1.3. First step towards databasing collections (USE)

This is topic 1.3. in the Uses section of the Advancing the Catalogue of the World’s Natural History Collections consultation. Use this topic to discuss the questions listed below.

The information needed to build the catalogue of collections closely matches the metadata required to publish a specimen dataset to GBIF and other portals. A record that describes a collection could be treated as a minimal first step, perhaps leading through processes such as Join The Dots and onwards to comprehensive digitisation. A comprehensive catalogue of such records could guide efforts to prioritise further digitisation, by highlighting collections with holdings of particular relevance or by assisting the development of collaborative digitisation networks like the ADBC Thematic Collection Networks.

Other materials

The following contributed materials are particularly relevant to this topic:


  • Can publishing a collection record to a catalogue assist collections in moving towards full digitisation?
  • What incentives or support do collections need to make this a worthwhile step?
1 Like

I am interested in thinking how the catalogue could help institutions to move towards richer digital access. Some years ago, many collections at least offered online lists (not structured data) of their type materials. I haven’t seen such lists in recent years. Some of those collections will instead have published Darwin Core datasets, but I think some collections may now be less discoverable than when the Internet was less crowded.

GBIF (along with other data aggregators) offer the option of publishing four increasingly rich classes of data:

  • Resource metadata: Information describing a resource (e.g. a dataset), whether or not it is digitised in a machine readable form - this can be a useful discovery tool. Collection records based on the TDWG Collection Descriptions could be the preferred data model for this kind of advertising role.
  • Checklist dataset: These can take many forms, but allow a list of species (or other taxa) to be shared, along with metadata describing the list. Additional Darwin Core or other terms may also be included for each species. Institutions that have lists of types or of species within their collections could easily use this model to showcase their holdings - the species or specimens in these lists could be handled as very-low-information Darwin Core records and become discoverable to researchers.
  • Occurrence dataset: Most specimen data today is shared in this form, which supports rich information on each specimen held.
  • Sampling-event dataset: This is rarely used by collections today, but would be a valuable extension wherever specimens or other materials were collected in a standardised way.

Every one of these four dataset types could be associated with a TDWG Collections Description. It would be wonderful if collections could be helped to use these levels as stepping-stones from being digitally undiscoverable to being fully digitised. Visibility and value are increased at each step.

I’m wondering if there needs to be more outreach on the types of datasets that people can share? How many collections know that they can publish resource metadata? There are a ton of untapped (undigitized and/or uncurated) specimens in “stratigraphic” fossil collections. Most paleo collections have these types of holdings. Publishing them as structured resource metadata records/sets (e.g., chrono and litho stratigraphic information, geography, collector, minimal taxonomic information) would be a great way to make them more discoverable.


Incentives and support needed vary regionally, given the different realities.
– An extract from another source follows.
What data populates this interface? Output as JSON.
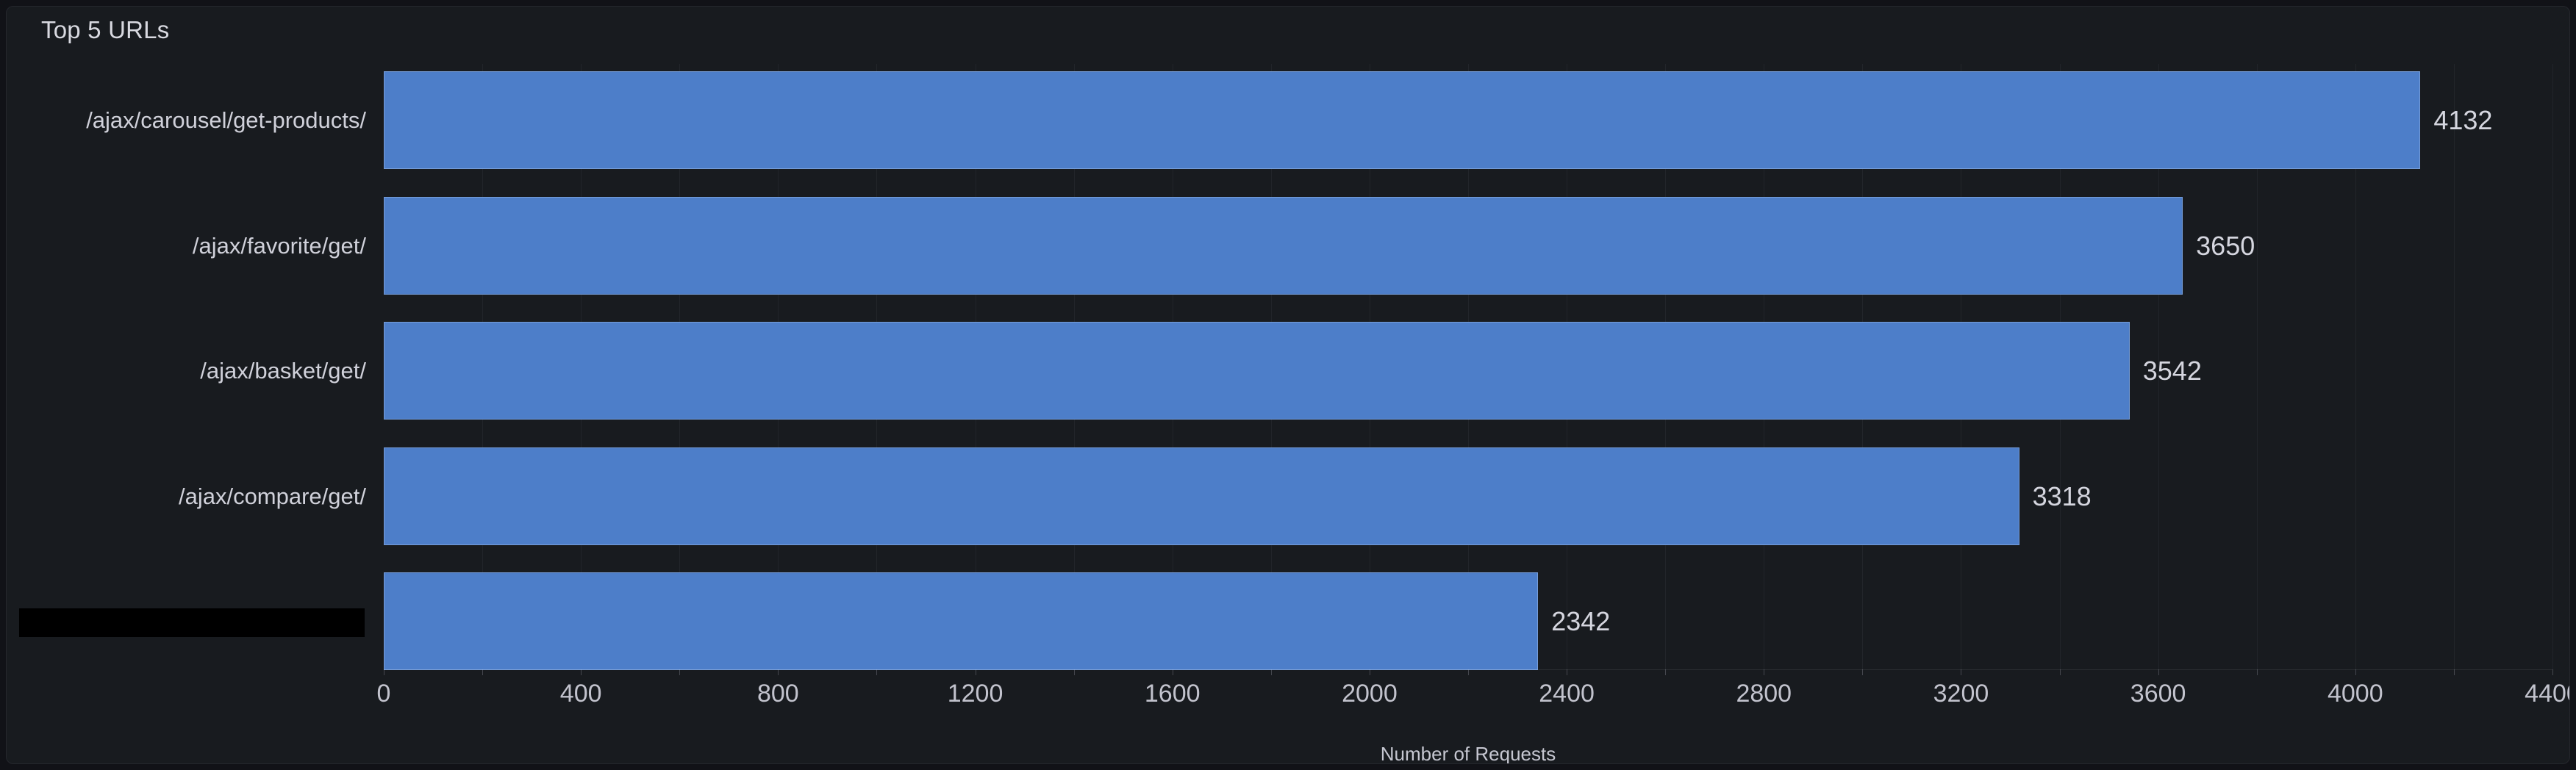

To determine which support is needed would necessitate delineating regional roadmaps and strategies.
I would agree with @tkarim that not everyone knows that it is possible to just publish metadata. Probably some training and promotional materials should be developed and broadly distributed to help people get in loop, as the first step tends to be the most difficult one to take.


Thanks @tkarim and @pzermoglio - I agree one action should be better guidance for collections on how they can progress stepwise into the world of digital access.
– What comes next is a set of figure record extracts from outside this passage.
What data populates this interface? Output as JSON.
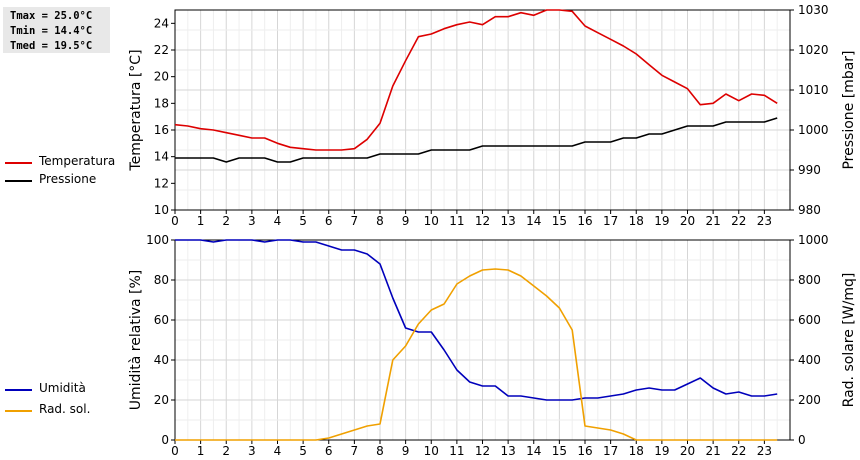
{
  "stats": {
    "tmax": "Tmax = 25.0°C",
    "tmin": "Tmin = 14.4°C",
    "tmed": "Tmed = 19.5°C"
  },
  "chart_data": [
    {
      "type": "line",
      "xlim": [
        0,
        24
      ],
      "xticks": [
        "0",
        "1",
        "2",
        "3",
        "4",
        "5",
        "6",
        "7",
        "8",
        "9",
        "10",
        "11",
        "12",
        "13",
        "14",
        "15",
        "16",
        "17",
        "18",
        "19",
        "20",
        "21",
        "22",
        "23"
      ],
      "ylabel": "Temperatura [°C]",
      "ylim": [
        10,
        25
      ],
      "yticks": [
        "10",
        "12",
        "14",
        "16",
        "18",
        "20",
        "22",
        "24"
      ],
      "y2label": "Pressione [mbar]",
      "y2lim": [
        980,
        1030
      ],
      "y2ticks": [
        "980",
        "990",
        "1000",
        "1010",
        "1020",
        "1030"
      ],
      "grid": true,
      "legend_position": "left",
      "series": [
        {
          "name": "Temperatura",
          "color": "#dd0000",
          "axis": "left",
          "x": [
            0,
            0.5,
            1,
            1.5,
            2,
            2.5,
            3,
            3.5,
            4,
            4.5,
            5,
            5.5,
            6,
            6.5,
            7,
            7.5,
            8,
            8.5,
            9,
            9.5,
            10,
            10.5,
            11,
            11.5,
            12,
            12.5,
            13,
            13.5,
            14,
            14.5,
            15,
            15.5,
            16,
            16.5,
            17,
            17.5,
            18,
            18.5,
            19,
            19.5,
            20,
            20.5,
            21,
            21.5,
            22,
            22.5,
            23,
            23.5
          ],
          "y": [
            16.4,
            16.3,
            16.1,
            16.0,
            15.8,
            15.6,
            15.4,
            15.4,
            15.0,
            14.7,
            14.6,
            14.5,
            14.5,
            14.5,
            14.6,
            15.3,
            16.5,
            19.3,
            21.2,
            23.0,
            23.2,
            23.6,
            23.9,
            24.1,
            23.9,
            24.5,
            24.5,
            24.8,
            24.6,
            25.0,
            25.0,
            24.9,
            23.8,
            23.3,
            22.8,
            22.3,
            21.7,
            20.9,
            20.1,
            19.6,
            19.1,
            17.9,
            18.0,
            18.7,
            18.2,
            18.7,
            18.6,
            18.0
          ]
        },
        {
          "name": "Pressione",
          "color": "#000000",
          "axis": "right",
          "x": [
            0,
            0.5,
            1,
            1.5,
            2,
            2.5,
            3,
            3.5,
            4,
            4.5,
            5,
            5.5,
            6,
            6.5,
            7,
            7.5,
            8,
            8.5,
            9,
            9.5,
            10,
            10.5,
            11,
            11.5,
            12,
            12.5,
            13,
            13.5,
            14,
            14.5,
            15,
            15.5,
            16,
            16.5,
            17,
            17.5,
            18,
            18.5,
            19,
            19.5,
            20,
            20.5,
            21,
            21.5,
            22,
            22.5,
            23,
            23.5
          ],
          "y": [
            993,
            993,
            993,
            993,
            992,
            993,
            993,
            993,
            992,
            992,
            993,
            993,
            993,
            993,
            993,
            993,
            994,
            994,
            994,
            994,
            995,
            995,
            995,
            995,
            996,
            996,
            996,
            996,
            996,
            996,
            996,
            996,
            997,
            997,
            997,
            998,
            998,
            999,
            999,
            1000,
            1001,
            1001,
            1001,
            1002,
            1002,
            1002,
            1002,
            1003
          ]
        }
      ]
    },
    {
      "type": "line",
      "xlim": [
        0,
        24
      ],
      "xticks": [
        "0",
        "1",
        "2",
        "3",
        "4",
        "5",
        "6",
        "7",
        "8",
        "9",
        "10",
        "11",
        "12",
        "13",
        "14",
        "15",
        "16",
        "17",
        "18",
        "19",
        "20",
        "21",
        "22",
        "23"
      ],
      "ylabel": "Umidità relativa [%]",
      "ylim": [
        0,
        100
      ],
      "yticks": [
        "0",
        "20",
        "40",
        "60",
        "80",
        "100"
      ],
      "y2label": "Rad. solare [W/mq]",
      "y2lim": [
        0,
        1000
      ],
      "y2ticks": [
        "0",
        "200",
        "400",
        "600",
        "800",
        "1000"
      ],
      "grid": true,
      "legend_position": "left",
      "series": [
        {
          "name": "Umidità",
          "color": "#0000bb",
          "axis": "left",
          "x": [
            0,
            0.5,
            1,
            1.5,
            2,
            2.5,
            3,
            3.5,
            4,
            4.5,
            5,
            5.5,
            6,
            6.5,
            7,
            7.5,
            8,
            8.5,
            9,
            9.5,
            10,
            10.5,
            11,
            11.5,
            12,
            12.5,
            13,
            13.5,
            14,
            14.5,
            15,
            15.5,
            16,
            16.5,
            17,
            17.5,
            18,
            18.5,
            19,
            19.5,
            20,
            20.5,
            21,
            21.5,
            22,
            22.5,
            23,
            23.5
          ],
          "y": [
            100,
            100,
            100,
            99,
            100,
            100,
            100,
            99,
            100,
            100,
            99,
            99,
            97,
            95,
            95,
            93,
            88,
            71,
            56,
            54,
            54,
            45,
            35,
            29,
            27,
            27,
            22,
            22,
            21,
            20,
            20,
            20,
            21,
            21,
            22,
            23,
            25,
            26,
            25,
            25,
            28,
            31,
            26,
            23,
            24,
            22,
            22,
            23
          ]
        },
        {
          "name": "Rad. sol.",
          "color": "#f0a000",
          "axis": "right",
          "x": [
            0,
            0.5,
            1,
            1.5,
            2,
            2.5,
            3,
            3.5,
            4,
            4.5,
            5,
            5.5,
            6,
            6.5,
            7,
            7.5,
            8,
            8.5,
            9,
            9.5,
            10,
            10.5,
            11,
            11.5,
            12,
            12.5,
            13,
            13.5,
            14,
            14.5,
            15,
            15.5,
            16,
            16.5,
            17,
            17.5,
            18,
            18.5,
            19,
            19.5,
            20,
            20.5,
            21,
            21.5,
            22,
            22.5,
            23,
            23.5
          ],
          "y": [
            0,
            0,
            0,
            0,
            0,
            0,
            0,
            0,
            0,
            0,
            0,
            0,
            10,
            30,
            50,
            70,
            80,
            400,
            470,
            580,
            650,
            680,
            780,
            820,
            850,
            855,
            850,
            820,
            770,
            720,
            660,
            550,
            70,
            60,
            50,
            30,
            0,
            0,
            0,
            0,
            0,
            0,
            0,
            0,
            0,
            0,
            0,
            0
          ]
        }
      ]
    }
  ]
}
Do they have “reports” they write up internally on these types of collections already? Similar to “species inventories?”

Maybe, but not necessarily. And the types of internal reports will vary widely between museums.

I think part of variety of ‘internal’ reports comes down to ‘an individual with knowledge about it’, that is lost when moving on, retired, or simply judged as being too much effort to bother. Guidance on stepwise progress (@dhobern), making it easier to advance–and transfer–might be appreciated.


One of my biggest frustrations with GBIF is that most of the information regarding a collection is out of date. There is no easy mechanism for updating information.

It is also frustrating when a collection makes multiple datasets or datasets from multiple collections, I understand the importance for allowing people to create focused datasets but I wish there was a way to have a listing for a collection that included all the data from the datasets produced by that collection or institute. The end result would be a scalable system that allows users to query for special data sets within a collection or all of the records for a collection.

I wish GBIF required all collections within an institute to be listed on an institute page. Why should the end user suffer just because collections within an institution cannot coordinate?

GrSciColl is a nightmare, there are collections listed as institutions and institutions listed as collections.

I see all of these being relevant to the world collections catalogue, solve these problems and you make the larger catalogue easier to get buy-in and easier to manage and build.

1 Like

I think the community will start using the catalogue as soon it has a strong support by the stakeholders and tools/tutorials are provided to help. Index Herbariorum is accepted in the botanical community for a long time because at some point it turned into a community convention, that herbaria must be represented there. So working on use cases and tutorials on how to provide content to the catalogue and the potential usages of this content would be very benefical to overcome obstacles.

1 Like

From @maperlata in the Spanish thread

I don’t think publication of a collections catalogue would help digitization. It could influence tangentially, in the urgency for digitization derived from a potential increase of queries.

From @ErikaSalazar in this Spanish thread

Can publishing a collection record to a catalogue assist collections in moving towards full digitisation? Yes, it could, if the importance of the collection can be reflected in that record, and mostly if the needs for support can be reflected as well. For example, that in the catalogue we could see the advances (many or few) that a collection has done in digitization, so that in the event of an opportunity arising (e.g. public call for funds) or faced with the availability of funds from national or international entities, we could identify which collections would need that support.
Collections need resources for infrastructure and human capacity so that they can advance digitization processes. In parallel, knowledge transfer is needed so that the digitization work is done in a correct and standardized manner.

In Colombia is very difficult to get funds for databasing and digitalized the collections, also to maintain them. In the Herbarium of the University of Antioquia, in Medellin, plant collection has been partially digitized thanks to a partners with Missouri Botanical Garden (I think). However I work with the Fungarium, and we have more than 12.000 collections and 90 types, but we do not have resources to digitalize .